Some General Guidelines for Referee Reports
Structure. While there are no absolute requirements, you should try to cover the following four areas, and keep in mind that simply summarizing the paper is insufficient. Putting in headings is certainly not necessary...if you can integrate it all together, that’s fine. But, if there is any doubt, headings aren’t a bad idea. In terms of overall length, the report should be no more than about five pages. See the attached sample report for a good example.
1. Summary. The summary need not be more than a quarter of your report. You might briefly state what the authors have set out to do, why it might be important, and what results they claim to find. Save the more specific description of the methodology for the general assessment and specific comments section. That way you can save the detail for what you think is important (or wrong).

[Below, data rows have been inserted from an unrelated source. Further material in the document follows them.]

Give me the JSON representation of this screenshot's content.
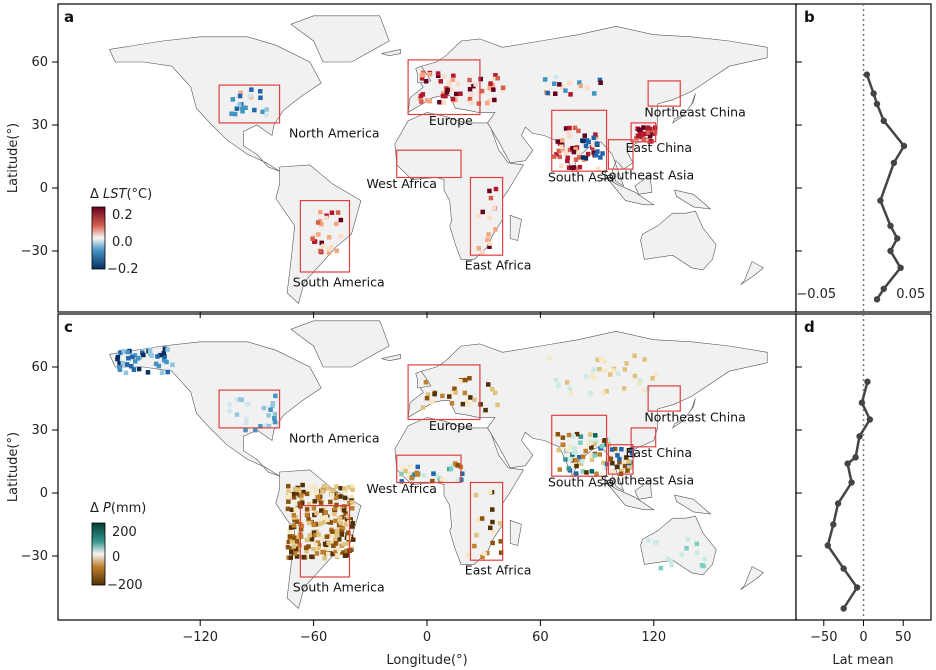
{
  "panels": {
    "a": "a",
    "b": "b",
    "c": "c",
    "d": "d"
  },
  "axes": {
    "ylabel": "Latitude(°)",
    "xlabel": "Longitude(°)",
    "lat_ticks": [
      "60",
      "30",
      "0",
      "−30"
    ],
    "lon_ticks": [
      "−120",
      "−60",
      "0",
      "60",
      "120"
    ],
    "b_ticks": [
      "−0.05",
      "0.05"
    ],
    "d_ticks": [
      "−50",
      "0",
      "50"
    ],
    "d_xlabel": "Lat mean"
  },
  "colorbars": {
    "lst": {
      "title_prefix": "Δ ",
      "title_var": "LST",
      "title_unit": "(°C)",
      "ticks": [
        "0.2",
        "0.0",
        "−0.2"
      ],
      "colors": [
        "#67001f",
        "#d6604d",
        "#f7f7f7",
        "#4393c3",
        "#053061"
      ]
    },
    "p": {
      "title_prefix": "Δ ",
      "title_var": "P",
      "title_unit": "(mm)",
      "ticks": [
        "200",
        "0",
        "−200"
      ],
      "colors": [
        "#003c30",
        "#35978f",
        "#f5f5f5",
        "#bf812d",
        "#543005"
      ]
    }
  },
  "regions": [
    {
      "name": "North America",
      "lon": [
        -110,
        -78
      ],
      "lat": [
        31,
        49
      ]
    },
    {
      "name": "Europe",
      "lon": [
        -10,
        28
      ],
      "lat": [
        35,
        61
      ]
    },
    {
      "name": "West Africa",
      "lon": [
        -16,
        18
      ],
      "lat": [
        5,
        18
      ]
    },
    {
      "name": "East Africa",
      "lon": [
        23,
        40
      ],
      "lat": [
        -32,
        5
      ]
    },
    {
      "name": "South Asia",
      "lon": [
        66,
        95
      ],
      "lat": [
        8,
        37
      ]
    },
    {
      "name": "Southeast Asia",
      "lon": [
        96,
        109
      ],
      "lat": [
        9,
        23
      ]
    },
    {
      "name": "East China",
      "lon": [
        108,
        121
      ],
      "lat": [
        22,
        31
      ]
    },
    {
      "name": "Northeast China",
      "lon": [
        117,
        134
      ],
      "lat": [
        39,
        51
      ]
    },
    {
      "name": "South America",
      "lon": [
        -67,
        -41
      ],
      "lat": [
        -40,
        -6
      ]
    }
  ],
  "chart_data": [
    {
      "type": "line",
      "panel": "b",
      "xlabel": "",
      "xlim": [
        -0.1,
        0.1
      ],
      "reference_line": 0,
      "points": [
        {
          "x": 0.005,
          "y": 54
        },
        {
          "x": 0.015,
          "y": 45
        },
        {
          "x": 0.02,
          "y": 40
        },
        {
          "x": 0.03,
          "y": 32
        },
        {
          "x": 0.06,
          "y": 20
        },
        {
          "x": 0.045,
          "y": 12
        },
        {
          "x": 0.025,
          "y": -6
        },
        {
          "x": 0.04,
          "y": -18
        },
        {
          "x": 0.05,
          "y": -24
        },
        {
          "x": 0.04,
          "y": -30
        },
        {
          "x": 0.055,
          "y": -38
        },
        {
          "x": 0.03,
          "y": -48
        },
        {
          "x": 0.02,
          "y": -53
        }
      ]
    },
    {
      "type": "line",
      "panel": "d",
      "xlabel": "Lat mean",
      "xlim": [
        -85,
        85
      ],
      "reference_line": 0,
      "points": [
        {
          "x": 5,
          "y": 53
        },
        {
          "x": -2,
          "y": 43
        },
        {
          "x": 8,
          "y": 35
        },
        {
          "x": -5,
          "y": 27
        },
        {
          "x": -10,
          "y": 17
        },
        {
          "x": -20,
          "y": 14
        },
        {
          "x": -15,
          "y": 5
        },
        {
          "x": -32,
          "y": -5
        },
        {
          "x": -38,
          "y": -15
        },
        {
          "x": -45,
          "y": -25
        },
        {
          "x": -25,
          "y": -36
        },
        {
          "x": -8,
          "y": -45
        },
        {
          "x": -25,
          "y": -55
        }
      ]
    }
  ]
}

2. General Assessment. This is the key part of your referee report. Don’t jump into technical econometric issues unless they are central. Instead, take a more critical look at your summary. Are they asking an interesting question? What are the main problems and contributions?
3. Specific Comments. Here is where you deal with econometric and theoretical points. It is perfectly fine to do these bullet point style.
4. Extensions. These can also be bullet points if you like. Try to be as specific as you can about the extensions. Avoid vague things like “include investor demand variables” in the analysis. Spend a sentence on how you might measure this. Think carefully about why the author hasn’t already extended the paper in this way. Many times they’ve overlooked it. Sometimes, there are good reasons. It’s fine to qualify your idea in this way. I’d say the best extensions are less about fixing papers, and more about building on it, or connecting it to something else. Maybe propose a way to test a further implication of what they have concluded.